Dans une décision forte actée lors du 94e Conseil des ministres tenu ce vendredi 10 juillet, le Président de la République a sifflé la fin de la récréation. Il a exigé le retrait immédiat et définitif de tout personnel militaire et policier présent illégalement au sein des sites miniers à travers l’ensemble du territoire national.
Cette directive présidentielle marque un tournant décisif dans la volonté affichée par les autorités de mettre un terme à des pratiques qui, trop longtemps, ont gangrené le secteur extractif congolais.
Une mesure de salubrité publique et de gouvernance
Le constat dressé par le Chef de l’État est sans appel : la présence des forces de défense et de sécurité dans les zones minières est devenue, au fil du temps, un foyer d’insécurité permanente.

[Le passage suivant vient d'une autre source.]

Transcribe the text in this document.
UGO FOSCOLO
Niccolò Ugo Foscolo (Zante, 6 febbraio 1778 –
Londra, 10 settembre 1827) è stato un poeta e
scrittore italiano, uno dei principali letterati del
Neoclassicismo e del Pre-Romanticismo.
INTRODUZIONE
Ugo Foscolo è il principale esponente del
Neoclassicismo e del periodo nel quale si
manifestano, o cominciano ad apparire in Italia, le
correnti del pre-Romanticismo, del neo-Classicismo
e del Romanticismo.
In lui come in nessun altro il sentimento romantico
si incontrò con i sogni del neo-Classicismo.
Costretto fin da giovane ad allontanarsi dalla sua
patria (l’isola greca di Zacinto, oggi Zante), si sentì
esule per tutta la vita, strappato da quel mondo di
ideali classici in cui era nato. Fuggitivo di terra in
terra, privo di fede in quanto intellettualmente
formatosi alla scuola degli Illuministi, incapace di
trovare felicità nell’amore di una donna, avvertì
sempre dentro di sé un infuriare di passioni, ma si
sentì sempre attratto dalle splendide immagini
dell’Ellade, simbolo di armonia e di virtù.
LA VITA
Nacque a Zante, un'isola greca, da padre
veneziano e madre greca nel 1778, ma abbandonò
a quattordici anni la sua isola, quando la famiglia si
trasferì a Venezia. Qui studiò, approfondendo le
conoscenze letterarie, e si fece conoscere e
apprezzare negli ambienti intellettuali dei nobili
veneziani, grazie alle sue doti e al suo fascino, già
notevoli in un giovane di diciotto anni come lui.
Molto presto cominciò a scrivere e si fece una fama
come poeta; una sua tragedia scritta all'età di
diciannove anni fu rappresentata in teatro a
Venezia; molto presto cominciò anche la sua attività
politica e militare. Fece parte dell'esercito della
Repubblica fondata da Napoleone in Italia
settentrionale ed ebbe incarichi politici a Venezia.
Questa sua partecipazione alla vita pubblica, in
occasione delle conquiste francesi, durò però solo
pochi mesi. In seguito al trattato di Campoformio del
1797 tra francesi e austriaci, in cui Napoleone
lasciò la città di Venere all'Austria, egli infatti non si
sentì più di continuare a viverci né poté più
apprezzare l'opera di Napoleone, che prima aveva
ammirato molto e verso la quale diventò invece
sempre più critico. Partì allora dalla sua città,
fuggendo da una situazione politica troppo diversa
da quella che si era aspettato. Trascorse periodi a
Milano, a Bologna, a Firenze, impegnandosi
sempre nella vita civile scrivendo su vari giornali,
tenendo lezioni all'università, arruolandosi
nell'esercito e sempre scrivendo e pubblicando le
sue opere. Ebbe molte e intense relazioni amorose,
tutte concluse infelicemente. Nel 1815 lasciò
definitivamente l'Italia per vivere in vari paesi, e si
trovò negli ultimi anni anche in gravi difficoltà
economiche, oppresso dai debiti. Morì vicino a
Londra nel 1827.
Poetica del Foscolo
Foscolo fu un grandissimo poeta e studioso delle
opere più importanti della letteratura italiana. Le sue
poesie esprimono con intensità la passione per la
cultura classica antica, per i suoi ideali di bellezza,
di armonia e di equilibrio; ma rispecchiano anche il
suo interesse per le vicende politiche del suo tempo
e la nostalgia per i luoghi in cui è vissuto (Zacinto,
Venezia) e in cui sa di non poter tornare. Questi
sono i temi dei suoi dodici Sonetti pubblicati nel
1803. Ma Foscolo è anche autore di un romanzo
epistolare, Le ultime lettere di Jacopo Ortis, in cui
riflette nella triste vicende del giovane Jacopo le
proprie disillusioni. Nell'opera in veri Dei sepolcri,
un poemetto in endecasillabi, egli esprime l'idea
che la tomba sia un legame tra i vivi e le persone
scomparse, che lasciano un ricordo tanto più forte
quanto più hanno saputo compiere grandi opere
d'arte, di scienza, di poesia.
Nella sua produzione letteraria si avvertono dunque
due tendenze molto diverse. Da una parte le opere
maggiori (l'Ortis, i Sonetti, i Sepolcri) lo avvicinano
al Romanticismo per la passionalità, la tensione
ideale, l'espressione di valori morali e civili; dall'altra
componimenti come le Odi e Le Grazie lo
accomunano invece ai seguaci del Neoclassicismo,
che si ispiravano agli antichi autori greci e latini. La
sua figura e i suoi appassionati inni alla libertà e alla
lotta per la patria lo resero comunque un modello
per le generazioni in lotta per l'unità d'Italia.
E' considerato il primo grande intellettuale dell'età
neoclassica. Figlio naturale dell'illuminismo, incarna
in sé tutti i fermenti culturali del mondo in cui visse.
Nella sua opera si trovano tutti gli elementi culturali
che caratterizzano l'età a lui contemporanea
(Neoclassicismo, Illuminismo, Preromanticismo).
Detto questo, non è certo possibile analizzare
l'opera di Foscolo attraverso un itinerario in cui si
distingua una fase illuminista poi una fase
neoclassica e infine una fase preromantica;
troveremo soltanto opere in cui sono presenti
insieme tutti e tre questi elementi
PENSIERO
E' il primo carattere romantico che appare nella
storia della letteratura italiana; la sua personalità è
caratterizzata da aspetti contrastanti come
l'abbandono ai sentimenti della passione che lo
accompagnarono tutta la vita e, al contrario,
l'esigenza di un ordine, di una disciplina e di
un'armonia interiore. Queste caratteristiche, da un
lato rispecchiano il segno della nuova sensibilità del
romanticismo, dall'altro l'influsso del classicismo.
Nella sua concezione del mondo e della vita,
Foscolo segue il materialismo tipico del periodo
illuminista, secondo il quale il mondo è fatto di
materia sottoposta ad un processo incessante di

Abus de pouvoir, actes d’intimidation à l’encontre des exploitants et des communautés locales, tracasseries administratives en tout genre : ces comportements ont durablement terni l’image de la République Démocratique du Congo.
« Cette situation n’est plus tolérable. Elle porte une atteinte grave à l’autorité de l’État, discrédite les réformes structurelles que nous avons engagées et sape la confiance nécessaire de nos partenaires investisseurs », aurait martelé le Président lors de la séance.
Assainir le climat des affaires
Au-delà de la question sécuritaire, l’enjeu est avant tout économique et stratégique. En ordonnant ce retrait, Kinshasa cherche à restaurer un climat serein pour les opérateurs miniers légaux, trop souvent victimes de pressions indues.
L’objectif visé est clair. C’est avant tout de renforcer la gouvernance minière en laissant aux services compétents (mines, environnement, services de sécurité habilités) l’exercice de leurs prérogatives légales.
Egalement rassurer les investisseurs en garantissant que l’activité minière se déroule dans un cadre réglementaire strict, exempt de toute interférence militaire.
Enfin, réhabiliter l’image du pays sur l’échiquier international en prouvant que la RDC est capable de réguler efficacement son secteur extractif.
Vers une application stricte
La balle est désormais dans le camp des services de sécurité et des autorités provinciales, qui devront veiller à l’exécution sans faille de cette instruction. La mesure est « immédiate et définitive », soulignant l’impatience de la hiérarchie face à une situation qui, par ses dérives, entravait le développement d’une industrie minière transparente et protectrice des intérêts nationaux.
Ce 94e Conseil des ministres restera donc, pour les observateurs, comme celui de la reprise en main du secteur minier. Reste maintenant à suivre avec attention les mécanismes de contrôle qui seront mis en place pour garantir que ce retrait ne soit pas qu’un effet d’annonce, mais bien le début d’une ère nouvelle pour l’exploitation minière en RDC.